Jacob is on the run because Esau is seeking to kill him (10). He has stolen his brothers blessing by scheming with his mother, Rebekah, to deceive his father Isaac. The blessing was Jacobs because God chose him to be the son of promise but instead of trusting God to give it to him in God’s time and by God’s way, he took matters into his own hands. So Isaac and Rebekah send him to Haran to protect him from Esau and to find a wife among Rebekah’s relatives. He stops at a “certain place” to spend the night. He is alone and uncertain of his future. He has traded the comfort of a tent and a pillow for a rock to sleep. Some of you may be running because of sin, maybe you are running from God. If you have truly put your faith in Christ, then you cannot out run God and you are never beyond his reach. Well, Jacobs sin has caught up with him, making a mess of his life. Sin always has consequences. And because of what he has done, he is a fugitive, all alone, and God’s promises seem impossible or at least improbable. He is a victim of his own sin. But as we will see you may not escape the consequences of your sin but you are never beyond the reach of God’s grace. Jacob may have enrolled himself in the school of hard knocks but God has already enrolled him in the school of grace.

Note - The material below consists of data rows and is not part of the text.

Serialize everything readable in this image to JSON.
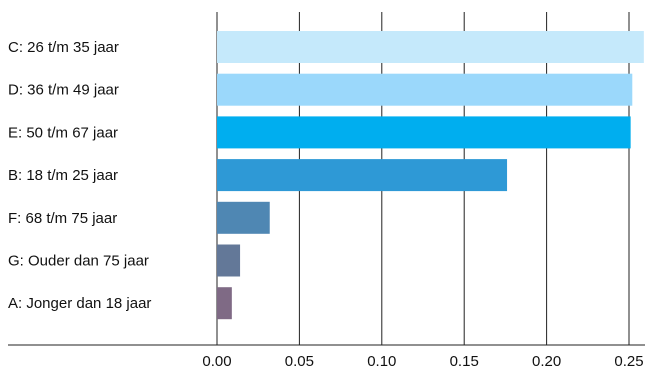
{
  "chart_data": {
    "type": "bar",
    "orientation": "horizontal",
    "title": "",
    "xlabel": "",
    "ylabel": "",
    "categories": [
      "C: 26 t/m 35 jaar",
      "D: 36 t/m 49 jaar",
      "E: 50 t/m 67 jaar",
      "B: 18 t/m 25 jaar",
      "F: 68 t/m 75 jaar",
      "G: Ouder dan 75 jaar",
      "A: Jonger dan 18 jaar"
    ],
    "values": [
      0.259,
      0.252,
      0.251,
      0.176,
      0.032,
      0.014,
      0.009
    ],
    "colors": [
      "#c5e9fb",
      "#9bd8fb",
      "#00aeef",
      "#2e99d6",
      "#4f87b3",
      "#637898",
      "#7f6a85"
    ],
    "xlim": [
      0,
      0.25
    ],
    "xticks": [
      "0.00",
      "0.05",
      "0.10",
      "0.15",
      "0.20",
      "0.25"
    ],
    "grid": true,
    "legend": "none"
  }
}
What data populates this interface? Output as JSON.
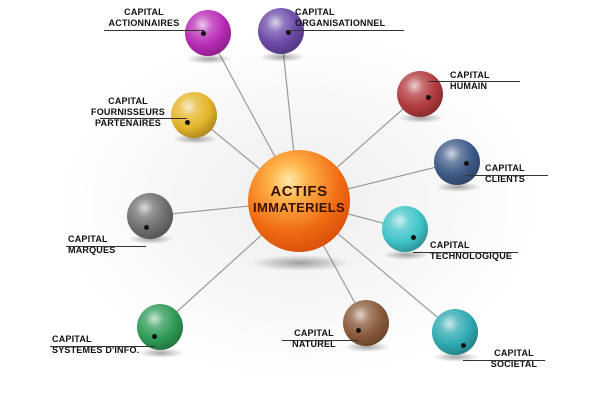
{
  "center": {
    "line1": "ACTIFS",
    "line2": "IMMATERIELS"
  },
  "nodes": [
    {
      "id": "actionnaires",
      "lines": [
        "CAPITAL",
        "ACTIONNAIRES"
      ],
      "color": "#b82bb5"
    },
    {
      "id": "organisationnel",
      "lines": [
        "CAPITAL",
        "ORGANISATIONNEL"
      ],
      "color": "#6b49a8"
    },
    {
      "id": "humain",
      "lines": [
        "CAPITAL",
        "HUMAIN"
      ],
      "color": "#b23b3e"
    },
    {
      "id": "fournisseurs",
      "lines": [
        "CAPITAL",
        "FOURNISSEURS",
        "PARTENAIRES"
      ],
      "color": "#e4b52a"
    },
    {
      "id": "clients",
      "lines": [
        "CAPITAL",
        "CLIENTS"
      ],
      "color": "#3d5a86"
    },
    {
      "id": "marques",
      "lines": [
        "CAPITAL",
        "MARQUES"
      ],
      "color": "#6f6f6f"
    },
    {
      "id": "technologique",
      "lines": [
        "CAPITAL",
        "TECHNOLOGIQUE"
      ],
      "color": "#3fc4c9"
    },
    {
      "id": "systemes",
      "lines": [
        "CAPITAL",
        "SYSTEMES D'INFO."
      ],
      "color": "#2e9a55"
    },
    {
      "id": "naturel",
      "lines": [
        "CAPITAL",
        "NATUREL"
      ],
      "color": "#8a5a3a"
    },
    {
      "id": "societal",
      "lines": [
        "CAPITAL",
        "SOCIETAL"
      ],
      "color": "#2fa9b2"
    }
  ],
  "center_color": "#f06a12"
}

As Jacob sleeps, he has a dream. In it, God reiterates his word of promise and confirms him as the next Patriarch (12-15). The significant parts of the dream are identified by the word “behold.” The vision of the ladder is made up of three parts, the ladder that goes from earth to heaven, the Lord at the top, and angels ascending and descending the ladder. The ladder is a visual picture of the words of the dream. The dream is about the Abrahamic covenant by which God is reversing the curse of sin, reconciling humanity to himself. The Lord is standing at the top of the ladder, above it as the Sovereign One who is over his creation yet guides and directs everything for his own purposes, even Jacobs life. The angels are the messengers or mediators of the covenant. Jesus tells us that he is the fulfillment of this ladder as the greater mediator of the covenant. Jesus is the ‘new bethel,’ the house of God, as he now mediates the presence of God. There is one way by which humanity is reconciled to God, the mediator Jesus Christ. Then God reminds him of the covenantal promises - the land, his offspring being so numerous that they fill the whole earth, and in him and his offspring all the families of the earth will be blessed. These promises are partially fulfilled with the Patriarchs, then with Jacob’s physical offspring, the nation of Israel, but are ultimately fulfilled in Jesus Christ, the one offspring of Abraham who destroys his enemy and mediates the spiritual blessings of the Covenant, through the gospel. And the numerous offspring is ultimately fulfilled in spiritual offspring who will fill the earth, Jews and Gentiles who put their faith in Jesus Christ.